Ethan turns to face me, all the confusion washed out of his face and replaced by something more wistful and melancholy.

"She saw. I was afraid she would, with both of us there together."

"Saw what?" Beneath my clothes, my sweat-damp skin flushes hotly. There's nothing for her to see. I haven't kissed him, not once. My hand hanging in his suddenly feels too heavy, and I pull it away. He lets me, but his green eyes don't release me, and I can't move away.

"I didn't understand before. About why she had to kiss Lucien." His voice is so quiet that people move around us like we exist someplace separate from where they are. "All I thought about was her betrayal of me. I had no idea how much more there was to feel for someone."

His hand comes up, a few grains of soil still caught in his calloused fingertips. He cups my jaw, so gently that it makes the bones feel like something more beautiful than my face.

My overworked heart pounds.

I can't move, not when he's leaning nearer. But this can't be right. Ethan belongs to Violet, to the girl with the flame-red pin, not to the girl whose only rebellion to the uniform code is a braid of rags showing all the different shades of gray. A boy like him belongs with the girl who fights. Not the one who made a weak attempt to rescue her best friend, only to run away when the bullets started to fly.

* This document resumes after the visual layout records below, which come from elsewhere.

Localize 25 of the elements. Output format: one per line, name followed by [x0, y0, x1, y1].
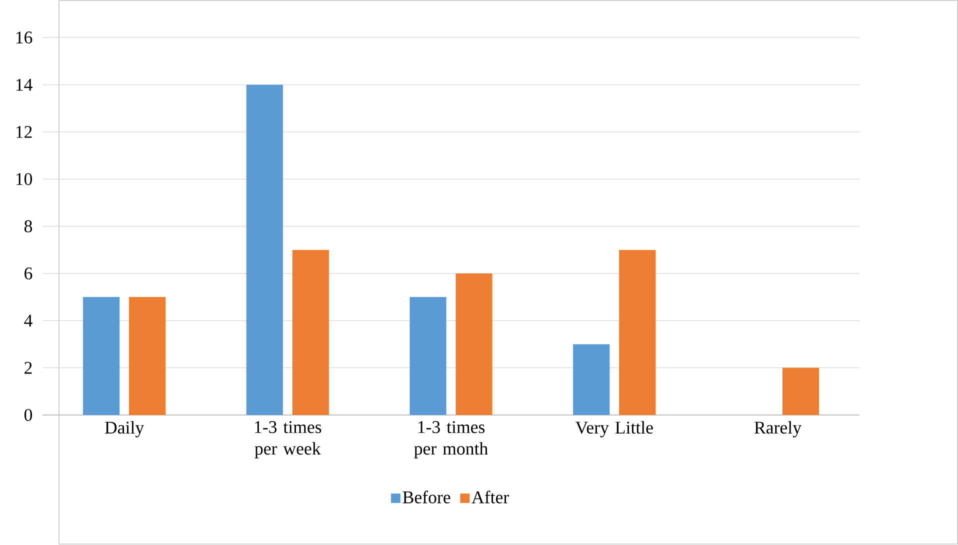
legend-label: After: [472, 490, 509, 504]
y-tick-label: 10: [16, 173, 32, 186]
x-tick-label: 1-3 times per week: [254, 421, 322, 459]
y-tick-label: 12: [16, 126, 32, 138]
y-tick-label: 8: [24, 220, 32, 233]
x-tick-label: Daily: [104, 421, 144, 438]
bar: [782, 368, 820, 416]
bar: [82, 297, 120, 416]
x-tick-label: 1-3 times per month: [414, 421, 488, 459]
x-tick-label: Very Little: [575, 421, 653, 438]
bar: [619, 250, 656, 416]
bar: [292, 250, 329, 416]
y-tick-label: 2: [24, 362, 32, 374]
bar: [246, 84, 283, 416]
y-tick-label: 6: [24, 268, 32, 280]
y-tick-label: 16: [16, 32, 32, 44]
bar: [573, 344, 610, 416]
bar: [128, 297, 166, 416]
bar: [456, 274, 492, 416]
y-tick-label: 4: [24, 314, 32, 327]
x-tick-label: Rarely: [754, 421, 802, 438]
y-tick-label: 0: [24, 409, 32, 422]
bar: [410, 297, 446, 416]
y-tick-label: 14: [16, 79, 32, 91]
legend-label: Before: [402, 490, 450, 504]
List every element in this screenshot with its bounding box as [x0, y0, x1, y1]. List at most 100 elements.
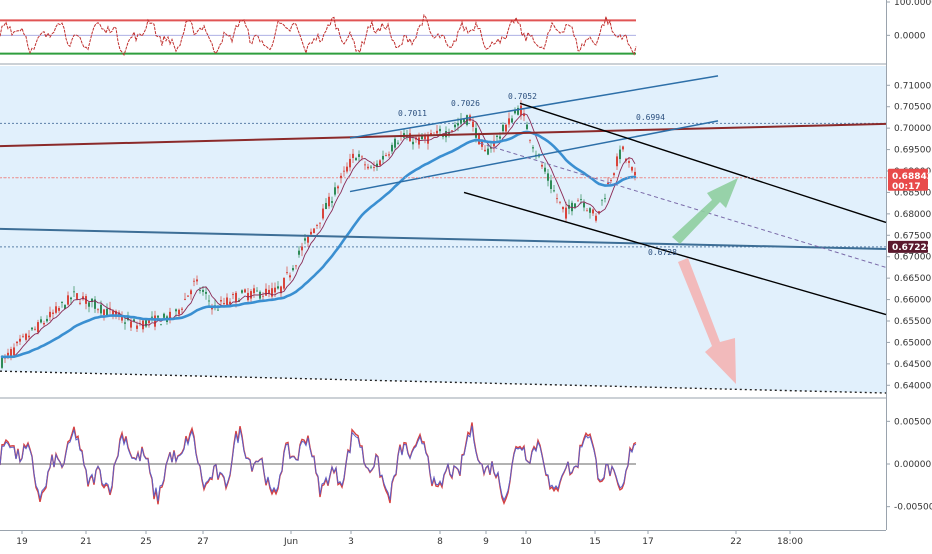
candle-body [67, 295, 69, 305]
candle-body [298, 250, 300, 255]
candle-body [148, 320, 150, 324]
bearish-arrow [678, 258, 736, 384]
candle-body [232, 294, 234, 296]
candle-body [514, 110, 516, 114]
candle-body [187, 295, 189, 297]
candle-body [256, 290, 258, 292]
price-annotation: 0.7011 [398, 109, 427, 118]
y-tick-label: 0.66000 [894, 296, 931, 306]
candle-body [559, 201, 561, 203]
candle-body [487, 148, 489, 155]
candle-body [196, 279, 198, 282]
candle-body [208, 300, 210, 302]
candle-body [70, 297, 72, 300]
candle-body [289, 275, 291, 278]
candle-body [313, 228, 315, 233]
candle-body [544, 167, 546, 172]
candle-body [181, 308, 183, 310]
candle-body [142, 320, 144, 330]
candle-body [271, 288, 273, 297]
x-tick-label: 8 [437, 537, 443, 547]
candle-body [448, 132, 450, 136]
candle-body [442, 136, 444, 138]
candle-body [358, 154, 360, 157]
current-price-label: 0.68842 [892, 172, 932, 182]
candle-body [586, 210, 588, 212]
support-trendline [0, 227, 887, 250]
candle-body [517, 107, 519, 115]
candle-body [160, 324, 162, 326]
y-tick-label: 0.64500 [894, 360, 931, 370]
candle-body [523, 113, 525, 117]
range-band [0, 66, 886, 393]
y-tick-label: 0.65000 [894, 338, 931, 348]
candle-body [157, 315, 159, 318]
candle-body [76, 293, 78, 299]
lower-wedge-line [349, 120, 719, 193]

When I hear Violet's name, Ethan's lips are a whisper of sin away from mine, and it feels like the echo of my own guilty thoughts. But he jerks back too, and that's when I know it's real. We spin to face the Media Screen above the square as everyone else does the same, drawn by the urgent sound of a news bulletin.

"The Gray Party has apprehended the person responsible for the breach in the wall, and the war that ended the Party's Peace. Violet Duvall is a traitor who refused to keep her country healthy by taking her Party Prescriptions. Instead, she conspired with the Alopecian government to violate her homeland." The screen changes to the old footage they always use, of blue uniformed soldiers swarming up a break in the gray cinder block wall of the capital city.

But all I can see is my own memory: of when Violet and I were hiding in Party Headquarters. After we changed our career assignments, we ducked into a storage closet so the guards could pass.

It was full of bright blue uniforms.

We didn't know what they were at the time. Figured maybe they'd been taken off enemy soldiers in the last great war, even though they looked too clean and modern for that.

But that was a week before the attack. A week before the wall came down. A week before the war that changed everything.

"Ethan." I grab his arm. "It wasn't Violet who started the war."

"Of course it wasn't. They just want something to pin on her, so they blame her for what those Blue Coat scum did."

"No, you don't understand. They faked the attack to give themselves an excuse to start the war. The Gray Party did."

He flinches a little. "What? But why would they..."

"I don't know, but I saw the evidence myself. We have to stop them. We have to prove that it wasn't Violet, where everyone can see so they have to let her go."

He's already nodding, but his face has gone pale. "But the Party is the only one with access to the Media Screens."

"It doesn't matter, Ethan. She gave herself to them so we could get away. We have to find a way to save her."

The screen interrupts us, this message somehow seeming louder than all the others before it.

"Violet Duvall will be executed on Patriot's Day."

My knees wobble, but Ethan catches me. His square jaw has gone hard as gunmetal.

"They think they have all the power because they have the screens," he says. "But we know the truth, and we have voices, too."